An Internet Service Provider (“ISP”) received a national security letter (“NSL”) from the FBI pursuant to 18 U.S.C. §2709.   This statute was originally enacted as part of Title II of the Electronic Communications Privacy Act of 1986 (“ECPA”) and was most recently by the USA Patriot Act of 2001.  Section §2709 allows the FBI to issue a NSL that  requires communications firms to produce subscriber information to an associate director of the FBI.  The firm  that receives the NSL is not allowed to disclose the receipt of the NSL to any other person.   The ISP that received this NSL, with the ACLU,  filed a complaint alleging that section 2709 is unconstitutional under the First, Fourth, and Fifth Amendments to the U.S. Constitution.  The Plaintiffs argued that the statuteviolated the Fourth Amendment because it allowed the FBI access to private information of subscriber records without any judicial checks or balances and the non-disclosure section in the statute violated the First Amendment. The District Court granted summary judgment in favor of the plaintiffs agreeing the Fourth Amendment was violated because the statute “bars or substantially deters any judicial challenge” (2004 WL 2185571, 1 (S.D.N.Y.)) and the First Amendment was violated because the non-disclosure clause is an indefinite restriction of speech.

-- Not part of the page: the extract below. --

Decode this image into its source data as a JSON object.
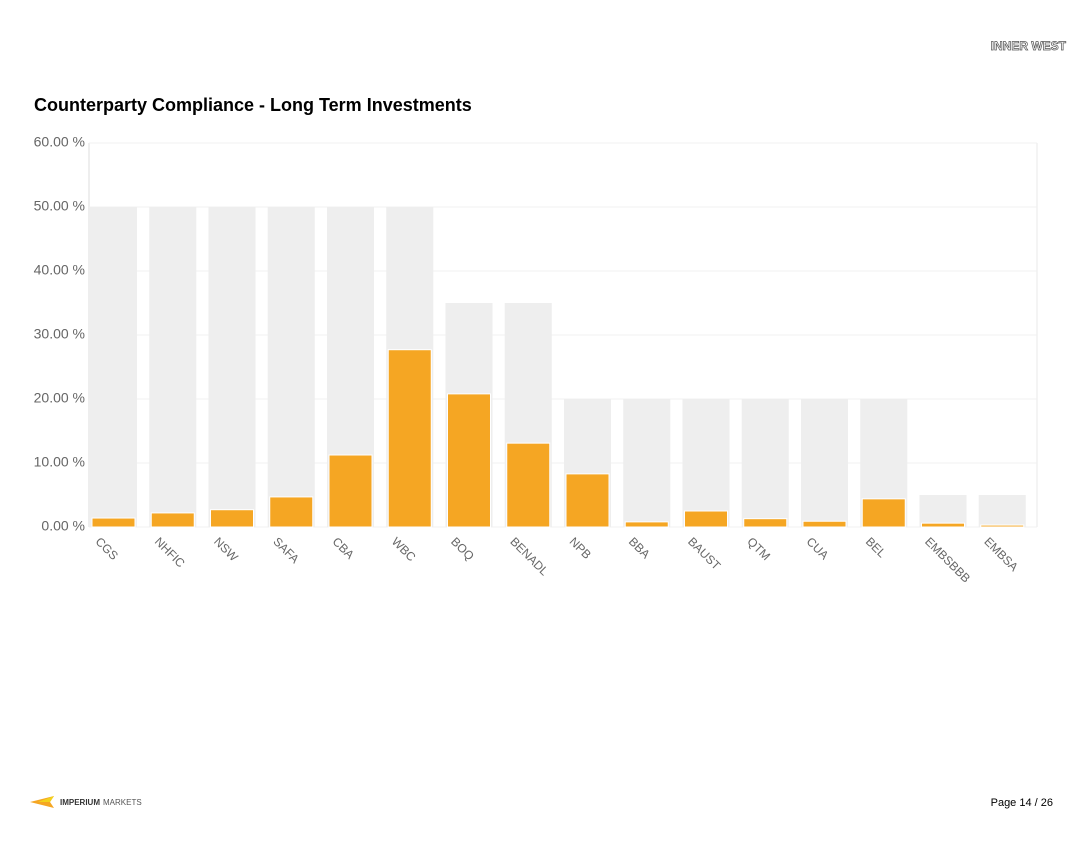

 On the Fourth Amendment issue, the plaintiffs argued that the NSLs illegally skirt judicial review of the searches, give the FBI the sole power to issue and and enforce the requests.   The Court held that NSLs are administrative subpoenas which do not need to meet strict Fourth Amendment standards, but need only be “reasonable”.  Despite this permissive standard, the Fourth Amendment requires that an administrative subpoena must be subject to judicial supervision.  Since, the actual text of section 2709 does not allow the recipient to judicially contest the NSL and the FBI implementation of the NSL leads the recipient to the conclusion that they have no choice “but to immediately obey and stay quiet,” Id., 22.  the court found that this request process violates the Fourth Amendment protections against unreasonable search and seizure.
 The court also adopted the plaintiffs’ argument that the statute is an illegal restraint on speech. Section 2709 indefinitely bars served from reporting they have received a letter, and “thus closes off that 'entire topic' from public discourse.” Id., 31. The court found that form of restraint on speech unacceptable, despite the interests of the government in protecting national security.